In „Bleed“ treffen diese neu produzierten auf frühere Werke der Künstlerin bzw. deren Weiterentwicklung oder Umformung: Yeasts and Spirits (2023), eine Installation aus mit Alkohol injizierten Broten, ist nach Stationen in Mailand und Siegen auch in Bern zu sehen. Die auf dem Boden verteilt liegenden Sauerteigbrote sind ähnlich wie bereits in Siegen zusammen mit einer Wandarbeit, einer Edelstahlplatte mit Siebdrucken von Schwarz-Weiß-Motiven, installiert. Das Werk Views from a Sedan Chair (End) (2025) [4] ist eine Umformung der Arbeit The Opposite of Good is Good Intentions (2024) [5] . Auf den ersten Blick unterscheiden sich die Arbeiten kaum, die Drucktechnik und auch die Pop-Art-ähnliche Wiederholung von Filmstills aus der früheren Arbeit bleiben auch in Bern bestehen, jedoch stammen die Motive aus einer anderen Quelle. Die Siebdruckarbeit reproduziert eine kurze Sequenz eines Films von Gabriel Veyre, 1896 im kolonialen Indochina gedreht, die Tieu in serielle, abstrahierte Drucke auf Edelstahl übersetzt. Die Arbeit erinnert stark an das Werk Unspeakable Compromise (2025), einer Serie aneinandergereihter Motive mit ähnlicher Drucktechnik auf Edelstahl aus der Berliner Ausstellung „1992, 2025“, für die Tieu Archivfotografien von Vertragsarbeiter*innen, etwa beim illegalen Handel mit Zigaretten, nach der Wiedervereinigung abstrahierte.

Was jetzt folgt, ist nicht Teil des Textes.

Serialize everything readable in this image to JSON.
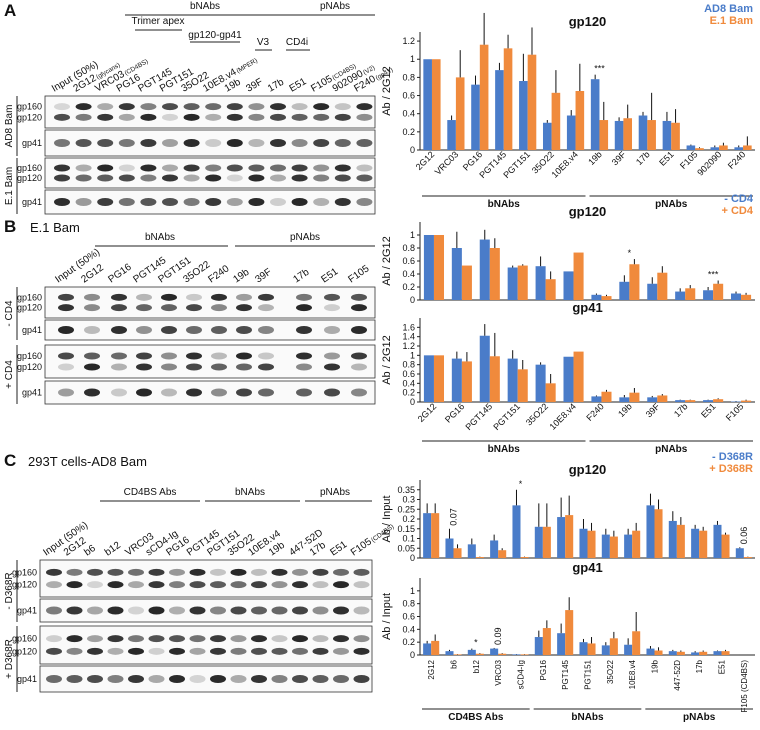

„Sung Tieu: Perfect Standard“, Trautwein Herleth, Berlin, 2024
Neben dieser selbstreferenziellen Weiterführung bestehender Auseinandersetzungen thematisiert „Bleed“ unsichtbare Verflechtungen mit kolonialen Ökonomien, zum Beispiel in der zweiteiligen Videoarbeit Michelin* (2025) und Michelin** (2025). Tieu führt das koloniale Erbe des französischen Reifenherstellers Michelin in Form von archivalischen Aufnahmen vom Konzern betriebener Kautschukplantagen in Indochina, der größten im Gebiet des heutigen Vietnams, mit dem zeitgenössischen Image des Konzerns eng. Sie stellt dazu Archivbilder der gerodeten Flächen aus der Zeit des Vietnamkriegs, als die Plantagen von der US-Armee als Militärstützpunkte genutzt wurden, neben aktuelle Aufnahmen, die dokumentieren, wie die Künstlerin und Mitarbeitende der Kunsthalle Bern in einem Michelin-Sternerestaurant gemeinsam essen. Bereits seit 1900 setzt der Konzern seinen „Guide Michelin“ als Marketinginstrument ein. Der Reiseführer, der ab 1920 auch Sternebewertungen für Restaurants enthielt, sollte Autofahrer*innen zu Fernreisen animieren und dadurch die Nachfrage für Reifen vergrößern. Michelin-Sterne stehen heute nicht nur symbolisch für eine zeitgenössische Bewertungslogik, hinter der sich auch das koloniale Fundament in Form von ausbeuterischen Arbeitsbedingungen und gewaltsamer Extraktion verbirgt, auf dem wiederum der Erfolg von Michelin beruht.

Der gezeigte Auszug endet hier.